Unlocking the Future: Exploring Look-Ahead Planning Mechanistic Interpretability in Large Language Models
Tianyi Men, Pengfei Cao, Zhuoran Jin, Yubo Chen, Kang Liu, Jun Zhao
TL;DR
This work probes the mechanisms by which large language models perform planning in a fully observable Blocksworld task. It introduces a two-stage framework (information-flow analysis and internal-representation probing) and a Look-Ahead Planning Decisions Existence Hypothesis, demonstrating that middle-to-upper MHSA layers can decode planning decisions and that internal representations encode a subset of short-term future decisions, especially early in the network.
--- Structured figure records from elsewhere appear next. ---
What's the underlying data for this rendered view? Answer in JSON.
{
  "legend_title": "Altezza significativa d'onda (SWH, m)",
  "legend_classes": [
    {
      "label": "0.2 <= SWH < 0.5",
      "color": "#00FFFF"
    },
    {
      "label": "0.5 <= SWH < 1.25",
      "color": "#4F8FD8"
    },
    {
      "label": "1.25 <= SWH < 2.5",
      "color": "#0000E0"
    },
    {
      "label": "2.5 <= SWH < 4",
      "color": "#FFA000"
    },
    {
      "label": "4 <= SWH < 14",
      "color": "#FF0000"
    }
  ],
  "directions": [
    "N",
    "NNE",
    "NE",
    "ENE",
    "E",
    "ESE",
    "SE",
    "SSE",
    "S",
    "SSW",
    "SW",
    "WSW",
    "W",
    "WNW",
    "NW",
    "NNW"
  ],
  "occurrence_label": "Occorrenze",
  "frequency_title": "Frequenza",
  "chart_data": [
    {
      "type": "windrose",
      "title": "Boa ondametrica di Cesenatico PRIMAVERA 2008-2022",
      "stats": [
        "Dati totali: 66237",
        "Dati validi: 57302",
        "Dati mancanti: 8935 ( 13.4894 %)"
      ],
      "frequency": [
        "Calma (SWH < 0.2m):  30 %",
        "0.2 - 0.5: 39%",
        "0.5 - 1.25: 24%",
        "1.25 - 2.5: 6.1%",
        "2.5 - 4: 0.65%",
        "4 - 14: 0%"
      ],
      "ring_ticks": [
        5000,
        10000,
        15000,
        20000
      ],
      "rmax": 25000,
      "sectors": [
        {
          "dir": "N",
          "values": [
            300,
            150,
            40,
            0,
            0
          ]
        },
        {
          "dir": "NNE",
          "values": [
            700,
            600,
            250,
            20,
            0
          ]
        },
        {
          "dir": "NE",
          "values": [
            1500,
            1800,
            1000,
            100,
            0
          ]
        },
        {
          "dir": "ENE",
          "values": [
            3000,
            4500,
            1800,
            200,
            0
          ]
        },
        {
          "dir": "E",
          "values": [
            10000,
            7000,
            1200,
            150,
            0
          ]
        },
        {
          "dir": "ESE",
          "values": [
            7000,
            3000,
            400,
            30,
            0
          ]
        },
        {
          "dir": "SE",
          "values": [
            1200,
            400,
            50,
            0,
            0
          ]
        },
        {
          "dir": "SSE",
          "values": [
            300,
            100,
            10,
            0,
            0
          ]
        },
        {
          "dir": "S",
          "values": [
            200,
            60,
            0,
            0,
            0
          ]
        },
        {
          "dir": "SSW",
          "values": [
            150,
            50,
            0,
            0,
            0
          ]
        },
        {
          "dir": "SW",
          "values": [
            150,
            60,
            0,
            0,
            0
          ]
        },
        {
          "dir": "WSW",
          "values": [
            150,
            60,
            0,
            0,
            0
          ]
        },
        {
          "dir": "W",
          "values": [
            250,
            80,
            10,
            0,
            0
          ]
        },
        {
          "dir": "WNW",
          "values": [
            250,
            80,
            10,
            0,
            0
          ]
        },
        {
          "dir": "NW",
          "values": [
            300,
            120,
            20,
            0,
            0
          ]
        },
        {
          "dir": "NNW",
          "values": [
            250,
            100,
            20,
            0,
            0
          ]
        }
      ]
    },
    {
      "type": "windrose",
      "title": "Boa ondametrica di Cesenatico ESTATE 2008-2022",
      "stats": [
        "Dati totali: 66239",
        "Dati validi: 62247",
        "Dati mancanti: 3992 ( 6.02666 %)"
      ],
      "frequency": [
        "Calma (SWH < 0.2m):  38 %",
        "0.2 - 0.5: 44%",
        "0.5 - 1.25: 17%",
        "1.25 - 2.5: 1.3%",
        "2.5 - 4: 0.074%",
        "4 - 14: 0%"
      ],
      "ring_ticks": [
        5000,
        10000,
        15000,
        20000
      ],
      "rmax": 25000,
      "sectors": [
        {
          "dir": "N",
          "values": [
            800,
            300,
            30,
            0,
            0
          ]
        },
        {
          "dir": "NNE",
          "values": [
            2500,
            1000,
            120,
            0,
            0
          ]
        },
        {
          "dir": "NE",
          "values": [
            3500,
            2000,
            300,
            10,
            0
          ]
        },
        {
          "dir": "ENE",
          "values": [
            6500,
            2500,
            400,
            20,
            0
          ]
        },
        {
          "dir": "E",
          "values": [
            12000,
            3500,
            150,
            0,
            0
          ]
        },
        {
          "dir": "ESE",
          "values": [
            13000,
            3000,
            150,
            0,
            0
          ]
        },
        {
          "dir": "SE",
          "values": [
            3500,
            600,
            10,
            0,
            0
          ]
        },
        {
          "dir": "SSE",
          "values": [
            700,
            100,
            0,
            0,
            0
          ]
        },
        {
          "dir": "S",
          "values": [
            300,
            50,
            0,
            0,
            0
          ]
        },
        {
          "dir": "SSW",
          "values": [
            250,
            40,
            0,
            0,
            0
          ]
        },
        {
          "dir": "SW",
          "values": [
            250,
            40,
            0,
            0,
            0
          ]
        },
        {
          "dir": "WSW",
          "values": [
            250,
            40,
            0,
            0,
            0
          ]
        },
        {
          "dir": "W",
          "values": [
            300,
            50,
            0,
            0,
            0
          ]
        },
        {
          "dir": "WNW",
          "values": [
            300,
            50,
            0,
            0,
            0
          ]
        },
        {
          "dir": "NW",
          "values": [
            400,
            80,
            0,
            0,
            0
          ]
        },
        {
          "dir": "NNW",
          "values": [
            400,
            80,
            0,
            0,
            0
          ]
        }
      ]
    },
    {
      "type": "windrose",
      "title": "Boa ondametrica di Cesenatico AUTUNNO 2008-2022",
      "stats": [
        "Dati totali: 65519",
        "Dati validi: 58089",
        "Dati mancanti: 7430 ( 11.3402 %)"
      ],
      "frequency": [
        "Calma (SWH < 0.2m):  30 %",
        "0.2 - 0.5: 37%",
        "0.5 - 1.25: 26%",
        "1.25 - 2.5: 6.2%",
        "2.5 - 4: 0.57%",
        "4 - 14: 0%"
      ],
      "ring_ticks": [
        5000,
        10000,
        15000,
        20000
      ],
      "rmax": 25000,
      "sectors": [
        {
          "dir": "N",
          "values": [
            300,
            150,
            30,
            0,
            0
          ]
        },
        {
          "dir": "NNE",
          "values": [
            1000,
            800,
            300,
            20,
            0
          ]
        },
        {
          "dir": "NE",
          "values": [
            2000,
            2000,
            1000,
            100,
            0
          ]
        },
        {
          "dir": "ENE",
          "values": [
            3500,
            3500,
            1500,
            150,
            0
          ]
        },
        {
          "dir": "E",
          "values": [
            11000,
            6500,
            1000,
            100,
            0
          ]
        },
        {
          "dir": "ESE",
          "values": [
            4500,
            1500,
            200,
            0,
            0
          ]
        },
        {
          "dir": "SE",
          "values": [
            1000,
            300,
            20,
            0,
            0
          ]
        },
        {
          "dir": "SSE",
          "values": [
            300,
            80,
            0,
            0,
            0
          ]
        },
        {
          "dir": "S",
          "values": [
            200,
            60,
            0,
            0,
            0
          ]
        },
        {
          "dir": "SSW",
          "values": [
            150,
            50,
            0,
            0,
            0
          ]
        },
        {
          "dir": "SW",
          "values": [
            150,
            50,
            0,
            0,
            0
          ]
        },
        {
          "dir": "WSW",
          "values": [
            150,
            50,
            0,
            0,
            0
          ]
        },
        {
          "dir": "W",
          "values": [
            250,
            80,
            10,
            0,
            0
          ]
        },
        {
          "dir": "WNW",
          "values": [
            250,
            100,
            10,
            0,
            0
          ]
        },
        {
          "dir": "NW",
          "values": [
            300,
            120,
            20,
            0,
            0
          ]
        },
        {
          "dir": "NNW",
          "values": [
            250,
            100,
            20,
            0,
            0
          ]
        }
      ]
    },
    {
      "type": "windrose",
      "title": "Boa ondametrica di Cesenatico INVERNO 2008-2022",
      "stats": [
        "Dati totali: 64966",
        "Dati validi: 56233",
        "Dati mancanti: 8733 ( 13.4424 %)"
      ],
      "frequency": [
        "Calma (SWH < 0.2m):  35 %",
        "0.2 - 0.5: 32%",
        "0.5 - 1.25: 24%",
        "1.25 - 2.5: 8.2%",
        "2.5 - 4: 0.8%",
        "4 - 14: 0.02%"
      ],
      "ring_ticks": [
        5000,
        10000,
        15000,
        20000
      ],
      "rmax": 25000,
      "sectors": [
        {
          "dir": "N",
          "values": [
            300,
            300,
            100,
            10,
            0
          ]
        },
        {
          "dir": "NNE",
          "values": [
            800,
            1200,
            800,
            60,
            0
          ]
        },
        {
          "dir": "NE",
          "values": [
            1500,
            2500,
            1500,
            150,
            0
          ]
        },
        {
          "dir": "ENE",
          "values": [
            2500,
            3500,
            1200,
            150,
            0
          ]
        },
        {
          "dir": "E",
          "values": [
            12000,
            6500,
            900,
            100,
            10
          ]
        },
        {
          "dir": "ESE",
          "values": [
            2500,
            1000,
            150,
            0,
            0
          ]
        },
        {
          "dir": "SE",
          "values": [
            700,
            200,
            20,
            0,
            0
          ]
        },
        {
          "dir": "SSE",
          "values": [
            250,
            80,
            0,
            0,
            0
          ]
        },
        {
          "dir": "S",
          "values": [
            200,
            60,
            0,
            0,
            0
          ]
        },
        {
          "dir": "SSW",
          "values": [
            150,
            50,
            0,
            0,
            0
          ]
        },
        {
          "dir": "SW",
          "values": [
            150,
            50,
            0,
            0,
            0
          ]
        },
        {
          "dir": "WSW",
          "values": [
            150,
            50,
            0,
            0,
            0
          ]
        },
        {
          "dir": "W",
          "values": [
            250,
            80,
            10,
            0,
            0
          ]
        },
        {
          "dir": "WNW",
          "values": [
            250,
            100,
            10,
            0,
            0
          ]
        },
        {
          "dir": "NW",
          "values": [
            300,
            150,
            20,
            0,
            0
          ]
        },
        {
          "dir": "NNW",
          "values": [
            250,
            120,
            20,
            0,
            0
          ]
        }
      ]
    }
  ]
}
The findings reveal that MHSA primarily draws on spans of goal states and recent steps, and that look-ahead information is stored in advance but becomes harder to maintain as planning depth increases. This study advances mechanistic interpretability of planning in LLMs and informs the design of planning-enabled agents and probing methods for future work.
Abstract
Planning, as the core module of agents, is crucial in various fields such as embodied agents, web navigation, and tool using. With the development of large language models (LLMs), some researchers treat large language models as intelligent agents to stimulate and evaluate their planning capabilities. However, the planning mechanism is still unclear. In this work, we focus on exploring the look-ahead planning mechanism in large language models from the perspectives of information flow and internal representations. First, we study how planning is done internally by analyzing the multi-layer perception (MLP) and multi-head self-attention (MHSA) components at the last token. We find that the output of MHSA in the middle layers at the last token can directly decode the decision to some extent. Based on this discovery, we further trace the source of MHSA by information flow, and we reveal that MHSA mainly extracts information from spans of the goal states and recent steps. According to information flow, we continue to study what information is encoded within it. Specifically, we explore whether future decisions have been encoded in advance in the representation of flow. We demonstrate that the middle and upper layers encode a few short-term future decisions to some extent when planning is successful. Overall, our research analyzes the look-ahead planning mechanisms of LLMs, facilitating future research on LLMs performing planning tasks.